Fig 2. Region plots for the top three loci from HGI7no compared with HostSeq.

Querying the three regions: a) chr3:45805277, b) chr6:41515629, c) chr21:33249643 in HGI7no (top row in each pane) with HostSeq (bottom row in each pane) shows similar patterns for two out of three loci (chr3:45805277, chr6:41515629). Plots were generated using myLocusZoom.

Fig 3. Within-HostSeq comparison of the three lead variants from HGI7no.
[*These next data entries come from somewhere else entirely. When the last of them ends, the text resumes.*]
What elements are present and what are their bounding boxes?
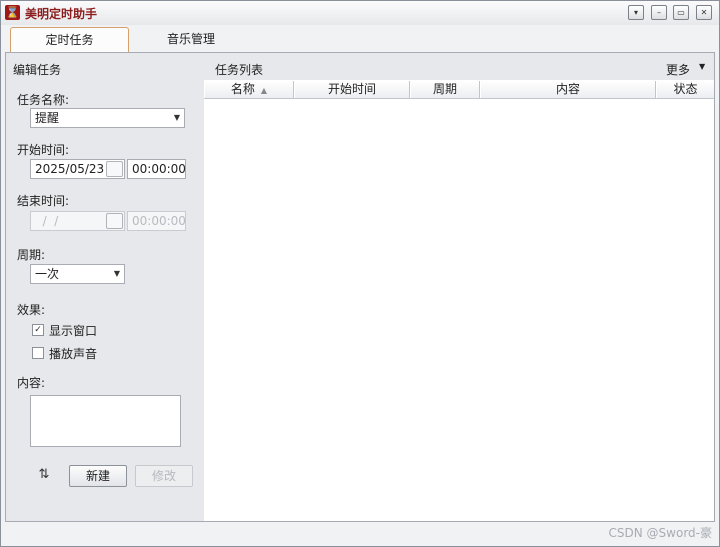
start-time-field[interactable]: 00:00:00 bbox=[127, 159, 186, 179]
chevron-down-icon: ▼ bbox=[173, 113, 180, 122]
start-time-value: 00:00:00 bbox=[132, 162, 186, 176]
chevron-down-icon[interactable]: ▼ bbox=[699, 62, 705, 71]
menu-dropdown-button[interactable]: ▾ bbox=[628, 5, 644, 20]
play-sound-label[interactable]: 播放声音 bbox=[49, 345, 97, 362]
app-logo-icon: ⌛ bbox=[5, 5, 20, 20]
title-bar[interactable]: ⌛ 美明定时助手 ▾ – ▭ ✕ bbox=[1, 1, 719, 25]
end-time-value: 00:00:00 bbox=[132, 214, 186, 228]
task-name-label: 任务名称: bbox=[17, 93, 70, 107]
calendar-picker-icon[interactable] bbox=[106, 213, 123, 229]
period-label: 周期: bbox=[17, 248, 46, 262]
play-sound-checkbox[interactable] bbox=[32, 347, 44, 359]
edit-panel-title: 编辑任务 bbox=[13, 63, 62, 77]
content-label: 内容: bbox=[17, 376, 46, 390]
start-time-label: 开始时间: bbox=[17, 143, 70, 157]
show-window-checkbox[interactable]: ✓ bbox=[32, 324, 44, 336]
column-header-period[interactable]: 周期 bbox=[410, 81, 480, 98]
watermark: CSDN @Sword-豪 bbox=[608, 526, 712, 540]
column-header-status[interactable]: 状态 bbox=[656, 81, 714, 98]
period-value: 一次 bbox=[35, 267, 60, 281]
start-date-value: 2025/05/23 bbox=[35, 162, 105, 176]
end-time-label: 结束时间: bbox=[17, 194, 70, 208]
column-header-name-label: 名称 bbox=[230, 82, 255, 96]
app-window: ⌛ 美明定时助手 ▾ – ▭ ✕ 定时任务 音乐管理 编辑任务 任务名称: 提醒… bbox=[0, 0, 720, 547]
end-date-value: / / bbox=[35, 214, 59, 228]
close-button[interactable]: ✕ bbox=[696, 5, 712, 20]
tab-scheduled-tasks[interactable]: 定时任务 bbox=[10, 27, 129, 52]
new-task-button[interactable]: 新建 bbox=[69, 465, 127, 487]
edit-task-panel: 编辑任务 任务名称: 提醒 ▼ 开始时间: 2025/05/23 00:00:0… bbox=[6, 53, 203, 521]
task-table-body bbox=[204, 99, 714, 521]
modify-task-button[interactable]: 修改 bbox=[135, 465, 193, 487]
effect-label: 效果: bbox=[17, 303, 46, 317]
show-window-label[interactable]: 显示窗口 bbox=[49, 322, 97, 339]
sort-ascending-icon: ▲ bbox=[260, 86, 268, 95]
column-header-content[interactable]: 内容 bbox=[480, 81, 656, 98]
calendar-picker-icon[interactable] bbox=[106, 161, 123, 177]
chevron-down-icon: ▼ bbox=[113, 269, 120, 278]
tab-bar: 定时任务 音乐管理 bbox=[1, 27, 719, 53]
restore-button[interactable]: ▭ bbox=[673, 5, 689, 20]
column-header-start-time[interactable]: 开始时间 bbox=[294, 81, 410, 98]
start-date-field[interactable]: 2025/05/23 bbox=[30, 159, 125, 179]
more-menu[interactable]: 更多 bbox=[666, 61, 690, 78]
tab-music-management[interactable]: 音乐管理 bbox=[131, 27, 251, 51]
content-textarea[interactable] bbox=[30, 395, 181, 447]
window-title: 美明定时助手 bbox=[25, 7, 98, 21]
task-list-header: 任务列表 更多 ▼ bbox=[204, 53, 714, 80]
period-select[interactable]: 一次 ▼ bbox=[30, 264, 125, 284]
task-table-header: 名称 ▲ 开始时间 周期 内容 状态 bbox=[204, 81, 714, 99]
task-name-select[interactable]: 提醒 ▼ bbox=[30, 108, 185, 128]
column-header-name[interactable]: 名称 ▲ bbox=[204, 81, 294, 98]
end-time-field[interactable]: 00:00:00 bbox=[127, 211, 186, 231]
end-date-field[interactable]: / / bbox=[30, 211, 125, 231]
tab-content: 编辑任务 任务名称: 提醒 ▼ 开始时间: 2025/05/23 00:00:0… bbox=[5, 52, 715, 522]
task-list-title: 任务列表 bbox=[215, 63, 264, 77]
refresh-icon[interactable]: ⇅ bbox=[37, 468, 51, 482]
task-name-value: 提醒 bbox=[35, 111, 60, 125]
task-list-panel: 任务列表 更多 ▼ 名称 ▲ 开始时间 周期 内容 状态 bbox=[204, 53, 714, 521]
minimize-button[interactable]: – bbox=[651, 5, 667, 20]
Examination of the three lead variants from HGI7no, depicting beta and SE for all N = 8,474 HostSeq samples and various stratifications of the HostSeq samples. The top panel shows results for all HostSeq samples passing QC. The last panel shows results from HGI7no. The panels in between show results for various stratifications of HostSeq including ancestry, sex, study, model and kinship. In the ‘model’ panel, ‘study-covariate’ indicates that HostSeq study centre was added as a categorical covariate to the main model (top panel). In the ‘kinship’ panel, ‘not-related’ indicates the subset that excludes samples within 2 degrees of relatedness as determined by KING. At the chromosome 3 locus all subsets, except for AFR, are consistent in sign of beta (i.e. effect direction). At the chromosome 6 locus, in addition to AFR, BQC19 differs from all other HostSeq subsets in sign of beta. The chromosome 21 locus is the most variable within HostSeq. Note that the X-axis scale varies among the three variants.